UVs lead the charge in April

Sales across vehicle segments have seen a smart uptick in April 2016, with demand for utility vehicles surging.

Shobha Mathur By Shobha Mathur calendar 09 May 2016 Views icon5581 Views Share - Share to Facebook Share to Twitter Share to LinkedIn Share to Whatsapp
UVs lead the charge in April

The Indian automobile industry is off to a good start in fiscal 2016-17. While sales figures revealed independently by vehicle manufacturers were indicative of good cumulative numbers, official data released by apex industry body, the Society of Indian Automobile Manufacturers (SIAM) reveals a strong overall performance.

While the beginning of the marriage season during April boosted two-wheeler sales, an improvement in the overall urban market sentiments aided the automotive industry to solid domestic sales of 1,900,879 units across segments and a handsome 20.04% growth over April 2015.  Importantly, all vehicle segments are in positive territory.

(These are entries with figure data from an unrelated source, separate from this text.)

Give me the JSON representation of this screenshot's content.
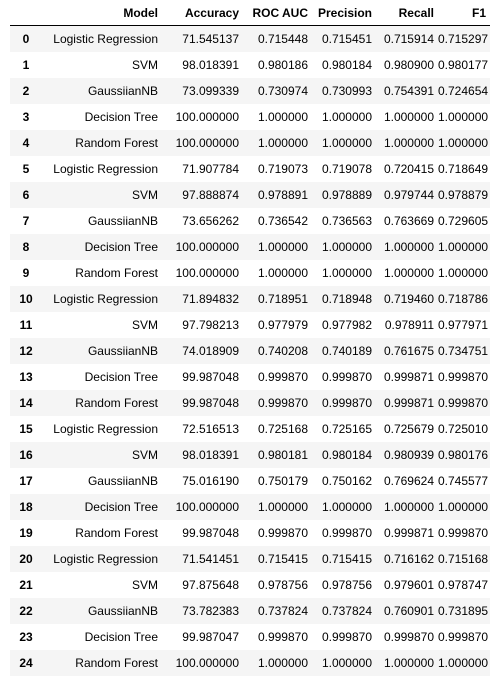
{
  "table": {
    "index_header": "",
    "columns": [
      "Model",
      "Accuracy",
      "ROC AUC",
      "Precision",
      "Recall",
      "F1"
    ],
    "rows": [
      {
        "index": "0",
        "cells": [
          "Logistic Regression",
          "71.545137",
          "0.715448",
          "0.715451",
          "0.715914",
          "0.715297"
        ]
      },
      {
        "index": "1",
        "cells": [
          "SVM",
          "98.018391",
          "0.980186",
          "0.980184",
          "0.980900",
          "0.980177"
        ]
      },
      {
        "index": "2",
        "cells": [
          "GaussiianNB",
          "73.099339",
          "0.730974",
          "0.730993",
          "0.754391",
          "0.724654"
        ]
      },
      {
        "index": "3",
        "cells": [
          "Decision Tree",
          "100.000000",
          "1.000000",
          "1.000000",
          "1.000000",
          "1.000000"
        ]
      },
      {
        "index": "4",
        "cells": [
          "Random Forest",
          "100.000000",
          "1.000000",
          "1.000000",
          "1.000000",
          "1.000000"
        ]
      },
      {
        "index": "5",
        "cells": [
          "Logistic Regression",
          "71.907784",
          "0.719073",
          "0.719078",
          "0.720415",
          "0.718649"
        ]
      },
      {
        "index": "6",
        "cells": [
          "SVM",
          "97.888874",
          "0.978891",
          "0.978889",
          "0.979744",
          "0.978879"
        ]
      },
      {
        "index": "7",
        "cells": [
          "GaussiianNB",
          "73.656262",
          "0.736542",
          "0.736563",
          "0.763669",
          "0.729605"
        ]
      },
      {
        "index": "8",
        "cells": [
          "Decision Tree",
          "100.000000",
          "1.000000",
          "1.000000",
          "1.000000",
          "1.000000"
        ]
      },
      {
        "index": "9",
        "cells": [
          "Random Forest",
          "100.000000",
          "1.000000",
          "1.000000",
          "1.000000",
          "1.000000"
        ]
      },
      {
        "index": "10",
        "cells": [
          "Logistic Regression",
          "71.894832",
          "0.718951",
          "0.718948",
          "0.719460",
          "0.718786"
        ]
      },
      {
        "index": "11",
        "cells": [
          "SVM",
          "97.798213",
          "0.977979",
          "0.977982",
          "0.978911",
          "0.977971"
        ]
      },
      {
        "index": "12",
        "cells": [
          "GaussiianNB",
          "74.018909",
          "0.740208",
          "0.740189",
          "0.761675",
          "0.734751"
        ]
      },
      {
        "index": "13",
        "cells": [
          "Decision Tree",
          "99.987048",
          "0.999870",
          "0.999870",
          "0.999871",
          "0.999870"
        ]
      },
      {
        "index": "14",
        "cells": [
          "Random Forest",
          "99.987048",
          "0.999870",
          "0.999870",
          "0.999871",
          "0.999870"
        ]
      },
      {
        "index": "15",
        "cells": [
          "Logistic Regression",
          "72.516513",
          "0.725168",
          "0.725165",
          "0.725679",
          "0.725010"
        ]
      },
      {
        "index": "16",
        "cells": [
          "SVM",
          "98.018391",
          "0.980181",
          "0.980184",
          "0.980939",
          "0.980176"
        ]
      },
      {
        "index": "17",
        "cells": [
          "GaussiianNB",
          "75.016190",
          "0.750179",
          "0.750162",
          "0.769624",
          "0.745577"
        ]
      },
      {
        "index": "18",
        "cells": [
          "Decision Tree",
          "100.000000",
          "1.000000",
          "1.000000",
          "1.000000",
          "1.000000"
        ]
      },
      {
        "index": "19",
        "cells": [
          "Random Forest",
          "99.987048",
          "0.999870",
          "0.999870",
          "0.999871",
          "0.999870"
        ]
      },
      {
        "index": "20",
        "cells": [
          "Logistic Regression",
          "71.541451",
          "0.715415",
          "0.715415",
          "0.716162",
          "0.715168"
        ]
      },
      {
        "index": "21",
        "cells": [
          "SVM",
          "97.875648",
          "0.978756",
          "0.978756",
          "0.979601",
          "0.978747"
        ]
      },
      {
        "index": "22",
        "cells": [
          "GaussiianNB",
          "73.782383",
          "0.737824",
          "0.737824",
          "0.760901",
          "0.731895"
        ]
      },
      {
        "index": "23",
        "cells": [
          "Decision Tree",
          "99.987047",
          "0.999870",
          "0.999870",
          "0.999870",
          "0.999870"
        ]
      },
      {
        "index": "24",
        "cells": [
          "Random Forest",
          "100.000000",
          "1.000000",
          "1.000000",
          "1.000000",
          "1.000000"
        ]
      }
    ]
  }
}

The frontrunner is the utility vehicle segment with a year-on-year growth of 42.83%, scooters with 35.86 % and passenger carriers in the three-wheeler segment at 44.69%. 

Speaking to Autocar Professional, Vishnu Mathur, director-general of SIAM, said: “The difference between the sedan and the small SUV has blurred with the launch of new models like the Maruti Vitara Brezza, Hyundai Creta and the Mahindra KUV 100, which are seeing swift sales and driving the utility vehicle market.” Consumer demand for small cars is gradually getting replaced by small SUVs as the volume churners with their multi-faceted capabilities.

However, optimistic as it sounds, the sales growth during April 2016 is nowhere close to the peak levels of 2012 as it is on a low base. Moreover, considering that growth in rural markets is yet to pick up, the growth is coming mostly from the cities and urban areas. This has helped improve market sentiments and set the industry on a recovery phase. 

Segment-wise, sales of passenger vehicles grew by 11.04% during April 2016  with passenger cars and vans growing by 1.87 percent and 16.46 percent.

The overall commercial vehicles segment registered a growth of 17.36% with medium and heavy commercial vehicles (M&HCVs) growing 21.98% and light commercial vehicles up by 14.01%.

Three-wheeler sales rose by 36.68% with passenger and goods carrier sales improving by 44.69% and 7.64%.

Two-wheeler sales were also up at 21.23% with scooters notching 35.86% and motorcycles showing a strong recovery at 16.24% and mopeds at 10.71 %.

SIAM has already projected that recovery in the rural markets and higher urban incomes during the current fiscal as the domestic economy improves will boost commuter bike sales which have considerably reduced in the past 18 months.

The Seventh Pay Commission’s announcement of wage hikes would give a further leg-up to consumer spending impacting positively passenger vehicle sales across the country. This is also expected to fuel the replacement demand of five-year-old cars.

Three-wheelers would get a boost with rising urbanisation and migration to cities boosting intra-city transportation. In addition, three-wheeler OEMs are pushing into rural areas as small commercial vehicles try to encroach on traditional three-wheeler markets.


Exports disappoint

While domestic sales have brought a smile to most OEMs, exports continued to be disappointing during April 2016 with overall numbers declining by 15.87% due to slow growth in some overseas markets. While passenger vehicles registered a growth of 6.61%, CVs, three-wheelers and two-wheelers were down by 2.68%, 61.86% and 10.80% over the same period in 2015.

“LATAM and African markets, which are our key export markets, have been down, for instance Nigeria and Algeria. People in these countries have less money in their hands as oil export prices have declined worldwide. In LATAM there is a pressure on the currency and inflation rates is also very high,” elaborates Mathur.

A reprieve could come about considering that oil prices have bottomed out and Africa exports should see some improvement going forward. But LATAM will prove to be a bigger challenge. Also, exports to Europe are slowing down while the US and Japan account for almost miniscule numbers. Hence there is a growing need to tap new markets. It’s likely South East Asian geographies and neighbouring countries could offer new opportunities.